All log files are stored in <BCO_HOME>/etl/scripts/nvidia-dcgm/ for review and troubleshooting.

You can test a GPU endpoint manually using the following command:

$ curl -s http://<gpu-host>:9400/metrics

Replace <gpu-host> with the hostname or IP of your GPU server. This will show the raw metrics exposed by dcgm-exporter.

System Task Creation

Follow these steps to create and schedule a system task that runs the GPU integration scripts automatically.

Go to Administration > ETL & System Tasks > System Tasks.
On the System tasks page, click Add > Add process runner task. The Add task page displays the configuration properties.
Create a Process Runner task on the Remote ETL Engine (REE).

Configure the following settings:

Property	Description
Name	The name of the system task or ETL job. Helps identify the task in the scheduler or task list.
Description	Optional field to provide details about the task’s purpose or functionality.
Maximum execution time before warning	The maximum time the task is allowed to run before a warning is triggered. Example: 4 hours.
Frequency	Determines how often the task runs. Can be Predefined (e.g., Each Day) or Custom (specific number of days/hours).
Predefined frequency	If using a predefined option, select from choices like Each Day, Each Week, etc.
Start timestamp	The exact time the task starts. Includes: - Hour (0–23) - Minute (0–59) - Week day (if applicable) - Month day (if applicable)
Custom frequency	If using a custom schedule, define the interval, e.g., every 1 day.
Custom start timestamp	The date and time when the task should first run, e.g., 09/10/2025 08:47.
Running on scheduler	Specifies the Remote ETL Engine (REE) or scheduler node where the task will execute.

Click Save and schedule the task.

For more information, see Maintaining System tasks.

ETL Setup

To import GPU metrics collected by the dcgm-exporter scripts, you need to configure an ETL. For detailed step-by-step instructions on creating a Generic CSV Parser ETL, see Generic - CSV file parser.
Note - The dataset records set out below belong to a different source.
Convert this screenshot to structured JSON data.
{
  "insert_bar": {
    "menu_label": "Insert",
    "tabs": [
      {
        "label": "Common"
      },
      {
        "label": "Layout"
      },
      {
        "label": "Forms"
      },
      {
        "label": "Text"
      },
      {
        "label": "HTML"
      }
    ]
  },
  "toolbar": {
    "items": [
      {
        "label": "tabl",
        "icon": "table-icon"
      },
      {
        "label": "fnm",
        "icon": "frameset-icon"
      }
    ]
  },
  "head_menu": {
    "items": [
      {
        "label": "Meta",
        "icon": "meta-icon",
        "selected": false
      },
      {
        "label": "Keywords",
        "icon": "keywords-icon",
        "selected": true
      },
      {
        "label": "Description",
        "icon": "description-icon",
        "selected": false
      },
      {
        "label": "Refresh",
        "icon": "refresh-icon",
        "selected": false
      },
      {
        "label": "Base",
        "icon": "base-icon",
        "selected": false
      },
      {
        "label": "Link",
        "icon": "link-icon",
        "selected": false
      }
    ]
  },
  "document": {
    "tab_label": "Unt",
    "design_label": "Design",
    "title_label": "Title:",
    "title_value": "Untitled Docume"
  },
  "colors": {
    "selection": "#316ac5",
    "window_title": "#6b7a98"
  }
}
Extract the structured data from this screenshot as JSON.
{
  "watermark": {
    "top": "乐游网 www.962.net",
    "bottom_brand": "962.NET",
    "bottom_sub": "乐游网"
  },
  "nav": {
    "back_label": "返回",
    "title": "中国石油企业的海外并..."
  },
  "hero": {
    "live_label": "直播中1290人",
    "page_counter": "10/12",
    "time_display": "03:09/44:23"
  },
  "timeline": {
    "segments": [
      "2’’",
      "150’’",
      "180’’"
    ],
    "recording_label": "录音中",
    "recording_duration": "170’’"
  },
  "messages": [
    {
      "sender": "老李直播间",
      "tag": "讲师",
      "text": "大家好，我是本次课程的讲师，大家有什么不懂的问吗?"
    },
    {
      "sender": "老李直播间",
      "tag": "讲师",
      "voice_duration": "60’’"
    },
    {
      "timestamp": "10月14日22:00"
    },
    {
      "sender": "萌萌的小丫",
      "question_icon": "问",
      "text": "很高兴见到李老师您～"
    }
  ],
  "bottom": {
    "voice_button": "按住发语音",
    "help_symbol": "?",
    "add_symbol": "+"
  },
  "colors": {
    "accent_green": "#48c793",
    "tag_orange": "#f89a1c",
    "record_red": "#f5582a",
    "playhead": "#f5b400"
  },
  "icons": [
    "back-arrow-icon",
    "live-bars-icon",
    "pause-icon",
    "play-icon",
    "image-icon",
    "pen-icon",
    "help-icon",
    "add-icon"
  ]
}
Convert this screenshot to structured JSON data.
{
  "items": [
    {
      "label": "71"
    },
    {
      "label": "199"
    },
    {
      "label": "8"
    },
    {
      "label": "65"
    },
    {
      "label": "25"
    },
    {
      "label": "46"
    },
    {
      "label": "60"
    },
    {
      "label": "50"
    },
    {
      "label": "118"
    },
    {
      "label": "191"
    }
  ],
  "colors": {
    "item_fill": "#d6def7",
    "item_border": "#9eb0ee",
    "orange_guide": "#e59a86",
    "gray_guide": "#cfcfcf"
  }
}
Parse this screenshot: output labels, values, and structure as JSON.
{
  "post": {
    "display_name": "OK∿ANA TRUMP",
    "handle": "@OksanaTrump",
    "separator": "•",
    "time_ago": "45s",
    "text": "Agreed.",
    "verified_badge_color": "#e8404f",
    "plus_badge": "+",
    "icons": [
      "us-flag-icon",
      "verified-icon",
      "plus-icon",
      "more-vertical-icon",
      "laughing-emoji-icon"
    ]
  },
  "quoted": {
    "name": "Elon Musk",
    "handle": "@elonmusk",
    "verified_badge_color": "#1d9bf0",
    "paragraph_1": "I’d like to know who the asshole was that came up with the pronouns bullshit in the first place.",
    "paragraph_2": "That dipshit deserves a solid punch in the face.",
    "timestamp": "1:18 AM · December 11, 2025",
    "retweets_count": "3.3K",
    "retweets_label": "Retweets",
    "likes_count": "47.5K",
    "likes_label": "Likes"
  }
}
Only the GPU-specific settings and paths are mentioned below. All other ETL configuration steps (basic and advanced properties, scheduling, simulation/production modes, etc.) are covered in Generic - CSV file parser page.

GPU-specific ETL settings:

Property	Description
Type	Select Generic – CSV Parser.
File location	<BCO_HOME>/etl/scripts/nvidia-dcgm/dcgm-data/metrics-etl – directory where scripts generate CSV files.
Append suffix to parsed file	Enable to avoid overwriting previously imported CSV files.
Entity catalog	Select or create a catalog for GPU entities.
Collection level	Define data granularity (per GPU, per host, or per cluster).
Object relationships	Map GPU metrics to their parent systems or clusters.
Percentage format	Set to 0–100 for GPU metrics expressed as percentages.

Schedule the ETL to run at the same frequency as the system task that executes the GPU scripts, starting a few minutes later to ensure CSV files are ready.

Verification

Check ETL logs – Ensure that CSV files were parsed and imported successfully.
Verify GPU metrics – Navigate to Workspace > Systems to confirm that GPU metrics are visible.
For a visual representation and analysis of the imported data, see Servers GPU Views.
For detailed metric definitions, see in GPU Metrics in NVIDIA Summary Datamart.
Confirm updates – Make sure the metrics refresh according to the scheduled frequency.

Best Practices

Always run dcgm-integration.sh via a System Task rather than manually to ensure consistent data collection.
Update /etc/dcgm-exporter/default-counters.csv if you need to collect additional GPU metrics.
Keep your endpoint file current whenever GPU hosts are added or removed.
Regularly monitor logs to troubleshoot any issues such as network errors, missing tools (like jq), or misconfigured endpoints.